The carbonation would drop slowly as you bottle, which might explain why some seemed good and others towards the end were not good.
If you purged the keg before starting, it probably sped up the flattening process.

After much frustration with my beergun, I applied the line length balancing technique to bottle filling and it is amazing. I leave the pressure at serving pressure and DO NOT PURGE THE KEG before bottling.

Edit: just re-read and noticed that the LAST bottles were over carbonated, so my explanation might not be the answer in this case.

I think you are spot on. Based on my notes and my memory, first of which I know is right, but the second may not be the best, :off: :) , I bottled 47 bottles and started drinking from the non-full case. That would mean that I likely drank the last filled bottles first, and am at the first filled bottles now. I will get the extra hose for my next bottling session.
 
I think you are spot on. Based on my notes and my memory, first of which I know is right, but the second may not be the best, :off: :) , I bottled 47 bottles and started drinking from the non-full case. That would mean that I likely drank the last filled bottles first, and am at the first filled bottles now. I will get the extra hose for my next bottling session. Do you recommend the 25-30 feet like jmcquesten?

I would get 25-30 ft. It seems ridiculous, but try it for yourself. The really long line will make filling a little slower, but will greatly increase the quality of the bottled beer. Just coil it up and zip tie it.

The keys to this are:

DO NOT PURGE KEG - leave it at whatever your serving/carbonation pressure is.

DO NOT LOWER THE PRESSURE - if you carbonate at 12 - 15 psi, leave it there to fill bottles. The long line will slow down the beer enough to reduce foam.

I've found that doing this gives me nicely carbonated bottled beer with minimal foam. You will still have some foam, but not nearly as much. The amount of foam is about the same as what you would get at the top of a pint glass. I know this because I did a "test pour" by filling a pint glass from the beer gun.
 
I would get 25-30 ft. It seems ridiculous, but try it for yourself. The really long line will make filling a little slower, but will greatly increase the quality of the bottled beer.
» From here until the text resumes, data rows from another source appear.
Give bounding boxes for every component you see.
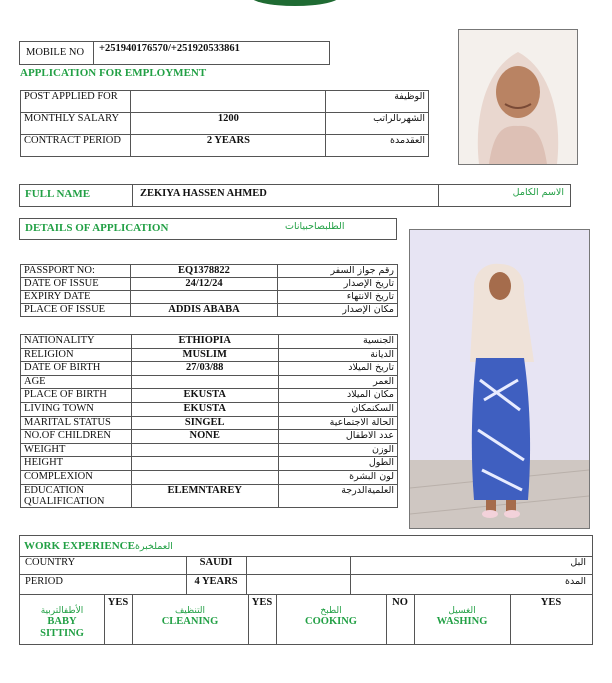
work-title-row bbox=[24, 540, 173, 552]
skill-label: CLEANING bbox=[161, 616, 219, 627]
personal-row bbox=[21, 389, 398, 403]
job-row bbox=[21, 91, 429, 113]
personal-value: 27/03/88 bbox=[131, 362, 278, 376]
personal-row bbox=[21, 362, 398, 376]
personal-label: EDUCATION QUALIFICATION bbox=[21, 484, 132, 507]
personal-ar: تاريخ الميلاد bbox=[278, 362, 397, 376]
job-value: 1200 bbox=[131, 113, 326, 135]
skill-label: BABY SITTING bbox=[40, 616, 84, 639]
skill-value: YES bbox=[107, 597, 129, 608]
personal-row bbox=[21, 335, 398, 349]
personal-row bbox=[21, 470, 398, 484]
job-table bbox=[20, 90, 429, 157]
full-name-box bbox=[19, 184, 571, 207]
skill-cell bbox=[20, 594, 104, 644]
period-ar: المدة bbox=[565, 576, 586, 587]
passport-row bbox=[21, 291, 398, 304]
full-name-value: ZEKIYA HASSEN AHMED bbox=[140, 188, 267, 199]
skill-value: YES bbox=[540, 597, 562, 608]
personal-label: COMPLEXION bbox=[21, 470, 132, 484]
personal-label: HEIGHT bbox=[21, 457, 132, 471]
personal-row bbox=[21, 430, 398, 444]
work-title-ar: العملخبرة bbox=[134, 541, 173, 552]
personal-value: MUSLIM bbox=[131, 348, 278, 362]
skill-ar: التنظيف bbox=[174, 606, 206, 616]
applicant-portrait-photo bbox=[458, 29, 578, 165]
mobile-box bbox=[19, 41, 330, 65]
skill-cell bbox=[276, 594, 386, 644]
personal-label: DATE OF BIRTH bbox=[21, 362, 132, 376]
mobile-label: MOBILE NO bbox=[26, 47, 85, 58]
job-ar: العقدمدة bbox=[326, 135, 429, 157]
job-ar: الشهرىالراتب bbox=[326, 113, 429, 135]
passport-label: PASSPORT NO: bbox=[21, 265, 131, 278]
personal-row bbox=[21, 348, 398, 362]
personal-value bbox=[131, 443, 278, 457]
job-label: MONTHLY SALARY bbox=[21, 113, 131, 135]
personal-ar: العمر bbox=[278, 375, 397, 389]
personal-ar: السكنمكان bbox=[278, 402, 397, 416]
personal-value bbox=[131, 375, 278, 389]
personal-row bbox=[21, 457, 398, 471]
personal-row bbox=[21, 375, 398, 389]
personal-value: EKUSTA bbox=[131, 389, 278, 403]
personal-value: EKUSTA bbox=[131, 402, 278, 416]
job-label: POST APPLIED FOR bbox=[21, 91, 131, 113]
personal-label: LIVING TOWN bbox=[21, 402, 132, 416]
personal-ar: مكان الميلاد bbox=[278, 389, 397, 403]
job-row bbox=[21, 135, 429, 157]
full-name-label: FULL NAME bbox=[25, 188, 91, 200]
passport-row bbox=[21, 304, 398, 317]
header-logo bbox=[250, 0, 340, 6]
full-name-ar: الاسم الكامل bbox=[512, 187, 564, 198]
passport-ar: مكان الإصدار bbox=[278, 304, 398, 317]
personal-ar: العلميةالدرجة bbox=[278, 484, 397, 507]
passport-value: ADDIS ABABA bbox=[130, 304, 278, 317]
applicant-full-body-photo bbox=[409, 229, 590, 529]
passport-label: DATE OF ISSUE bbox=[21, 278, 131, 291]
passport-ar: تاريخ الانتهاء bbox=[278, 291, 398, 304]
job-ar: الوظيفة bbox=[326, 91, 429, 113]
skill-cell bbox=[132, 594, 248, 644]
personal-label: WEIGHT bbox=[21, 443, 132, 457]
personal-value: SINGEL bbox=[131, 416, 278, 430]
passport-label: PLACE OF ISSUE bbox=[21, 304, 131, 317]
personal-value bbox=[131, 457, 278, 471]
personal-row bbox=[21, 402, 398, 416]
details-box bbox=[19, 218, 397, 240]
personal-row bbox=[21, 443, 398, 457]
work-experience-box bbox=[19, 535, 593, 645]
personal-label: MARITAL STATUS bbox=[21, 416, 132, 430]
personal-ar: الحالة الاجتماعية bbox=[278, 416, 397, 430]
country-label: COUNTRY bbox=[25, 557, 76, 568]
personal-row bbox=[21, 484, 398, 507]
job-value bbox=[131, 91, 326, 113]
personal-label: NO.OF CHILDREN bbox=[21, 430, 132, 444]
passport-label: EXPIRY DATE bbox=[21, 291, 131, 304]
job-row bbox=[21, 113, 429, 135]
personal-ar: الطول bbox=[278, 457, 397, 471]
personal-table bbox=[20, 334, 398, 508]
details-ar: الطلبصاحبيانات bbox=[285, 221, 345, 232]
skill-cell bbox=[414, 594, 510, 644]
passport-value: 24/12/24 bbox=[130, 278, 278, 291]
skills-row bbox=[20, 594, 592, 644]
personal-ar: الوزن bbox=[278, 443, 397, 457]
skill-label: WASHING bbox=[436, 616, 488, 627]
mobile-value: +251940176570/+251920533861 bbox=[99, 43, 240, 54]
passport-ar: تاريخ الإصدار bbox=[278, 278, 398, 291]
skill-value: NO bbox=[392, 597, 408, 608]
personal-value: ETHIOPIA bbox=[131, 335, 278, 349]
personal-ar: عدد الاطفال bbox=[278, 430, 397, 444]
personal-label: AGE bbox=[21, 375, 132, 389]
personal-value: ELEMNTAREY bbox=[131, 484, 278, 507]
personal-ar: الجنسية bbox=[278, 335, 397, 349]
period-value: 4 YEARS bbox=[194, 576, 238, 587]
passport-ar: رقم جواز السفر bbox=[278, 265, 398, 278]
country-ar: البل bbox=[570, 557, 586, 568]
job-label: CONTRACT PERIOD bbox=[21, 135, 131, 157]
job-value: 2 YEARS bbox=[131, 135, 326, 157]
skill-label: COOKING bbox=[305, 616, 357, 627]
personal-label: PLACE OF BIRTH bbox=[21, 389, 132, 403]
passport-row bbox=[21, 278, 398, 291]
details-label: DETAILS OF APPLICATION bbox=[25, 222, 169, 234]
skill-value: YES bbox=[251, 597, 273, 608]
skill-ar: الأطفالتربية bbox=[40, 606, 84, 616]
application-title: APPLICATION FOR EMPLOYMENT bbox=[20, 67, 207, 79]
personal-value bbox=[131, 470, 278, 484]
passport-row bbox=[21, 265, 398, 278]
passport-table bbox=[20, 264, 398, 317]
personal-ar: الديانة bbox=[278, 348, 397, 362]
period-label: PERIOD bbox=[25, 576, 63, 587]
personal-label: RELIGION bbox=[21, 348, 132, 362]
passport-value: EQ1378822 bbox=[130, 265, 278, 278]
work-title: WORK EXPERIENCE bbox=[24, 540, 135, 552]
country-value: SAUDI bbox=[199, 557, 233, 568]
personal-row bbox=[21, 416, 398, 430]
personal-label: NATIONALITY bbox=[21, 335, 132, 349]
skill-ar: الطبخ bbox=[320, 606, 342, 616]
personal-value: NONE bbox=[131, 430, 278, 444]
passport-value bbox=[130, 291, 278, 304]
skill-ar: الغسيل bbox=[448, 606, 476, 616]
personal-ar: لون البشرة bbox=[278, 470, 397, 484]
Just coil it up and zip tie it.

The keys to this are:

DO NOT PURGE KEG - leave it at whatever your serving/carbonation pressure is.

DO NOT LOWER THE PRESSURE - if you carbonate at 12 - 15 psi, leave it there to fill bottles. The long line will slow down the beer enough to reduce foam.
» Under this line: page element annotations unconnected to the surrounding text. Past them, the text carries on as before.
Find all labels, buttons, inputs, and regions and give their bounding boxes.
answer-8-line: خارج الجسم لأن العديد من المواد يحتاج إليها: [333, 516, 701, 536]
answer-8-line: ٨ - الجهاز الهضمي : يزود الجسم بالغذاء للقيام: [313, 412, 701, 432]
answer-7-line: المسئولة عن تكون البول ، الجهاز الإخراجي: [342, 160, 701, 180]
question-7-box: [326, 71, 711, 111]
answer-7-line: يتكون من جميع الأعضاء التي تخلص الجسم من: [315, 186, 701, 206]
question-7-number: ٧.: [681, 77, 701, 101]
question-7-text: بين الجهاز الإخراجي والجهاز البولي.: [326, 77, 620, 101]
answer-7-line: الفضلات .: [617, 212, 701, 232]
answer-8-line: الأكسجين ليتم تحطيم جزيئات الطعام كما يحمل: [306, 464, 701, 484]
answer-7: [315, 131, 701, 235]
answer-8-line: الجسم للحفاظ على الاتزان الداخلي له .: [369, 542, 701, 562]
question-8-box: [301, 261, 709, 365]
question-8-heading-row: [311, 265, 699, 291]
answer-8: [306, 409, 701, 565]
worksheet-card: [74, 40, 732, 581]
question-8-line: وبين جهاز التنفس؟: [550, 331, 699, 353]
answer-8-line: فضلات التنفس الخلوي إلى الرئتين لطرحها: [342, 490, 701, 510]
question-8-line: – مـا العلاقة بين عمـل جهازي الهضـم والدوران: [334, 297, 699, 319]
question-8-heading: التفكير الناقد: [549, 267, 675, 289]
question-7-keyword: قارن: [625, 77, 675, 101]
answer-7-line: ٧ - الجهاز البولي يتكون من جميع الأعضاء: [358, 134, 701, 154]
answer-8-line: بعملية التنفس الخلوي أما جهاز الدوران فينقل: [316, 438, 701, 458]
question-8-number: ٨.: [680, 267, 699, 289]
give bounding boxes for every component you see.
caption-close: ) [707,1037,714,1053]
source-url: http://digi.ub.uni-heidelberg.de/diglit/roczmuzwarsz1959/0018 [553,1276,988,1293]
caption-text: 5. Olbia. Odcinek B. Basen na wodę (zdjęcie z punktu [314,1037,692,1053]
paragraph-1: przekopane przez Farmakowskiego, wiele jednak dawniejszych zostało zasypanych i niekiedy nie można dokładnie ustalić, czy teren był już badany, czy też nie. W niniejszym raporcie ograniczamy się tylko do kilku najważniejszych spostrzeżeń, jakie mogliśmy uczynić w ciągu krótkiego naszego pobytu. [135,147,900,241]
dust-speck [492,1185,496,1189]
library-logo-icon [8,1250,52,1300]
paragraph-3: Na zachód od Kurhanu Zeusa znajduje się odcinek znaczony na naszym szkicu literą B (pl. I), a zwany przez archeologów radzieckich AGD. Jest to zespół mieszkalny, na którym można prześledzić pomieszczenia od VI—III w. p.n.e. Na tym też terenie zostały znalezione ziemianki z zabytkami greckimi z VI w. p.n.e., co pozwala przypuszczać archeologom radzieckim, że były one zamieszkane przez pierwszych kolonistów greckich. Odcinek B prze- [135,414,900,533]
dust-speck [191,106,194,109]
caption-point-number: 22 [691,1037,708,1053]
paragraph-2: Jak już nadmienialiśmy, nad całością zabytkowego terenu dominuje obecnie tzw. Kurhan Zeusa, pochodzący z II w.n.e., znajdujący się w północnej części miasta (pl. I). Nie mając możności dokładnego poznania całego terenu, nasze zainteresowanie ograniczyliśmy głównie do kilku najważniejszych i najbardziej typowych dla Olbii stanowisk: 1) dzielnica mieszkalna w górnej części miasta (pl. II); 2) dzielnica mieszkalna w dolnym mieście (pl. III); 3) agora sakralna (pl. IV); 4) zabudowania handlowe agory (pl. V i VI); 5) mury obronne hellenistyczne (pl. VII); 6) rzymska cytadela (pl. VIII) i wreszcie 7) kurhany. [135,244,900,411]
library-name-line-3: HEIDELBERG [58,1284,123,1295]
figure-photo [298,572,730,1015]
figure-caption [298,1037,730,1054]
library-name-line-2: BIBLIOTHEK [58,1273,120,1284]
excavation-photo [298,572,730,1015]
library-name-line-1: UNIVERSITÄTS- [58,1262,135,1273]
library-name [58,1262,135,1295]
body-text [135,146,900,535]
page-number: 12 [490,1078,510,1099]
I've found that doing this gives me nicely carbonated bottled beer with minimal foam. You will still have some foam, but not nearly as much. The amount of foam is about the same as what you would get at the top of a pint glass. I know this because I did a "test pour" by filling a pint glass from the beer gun.

THANKS! I bought 30 feet of hose for the beer gun, kept the bottling pressure at carbonation pressure (this batch was IPA) and no issues bottling like there would have been with the 10 feet that come in the kit. I've only had two bottles (starting with the last again) and they are great. Next one, I'll have to try from the first bottled, but now I think as long as I have the carbing pressure right, the bottling will be spot on.
 
THANKS! I bought 30 feet of hose for the beer gun, kept the bottling pressure at carbonation pressure (this batch was IPA) and no issues bottling like there would have been with the 10 feet that come in the kit. I've only had two bottles (starting with the last again) and they are great. Next one, I'll have to try from the first bottled, but now I think as long as I have the carbing pressure right, the bottling will be spot on.

Awesome! Glad to hear it's working out for you.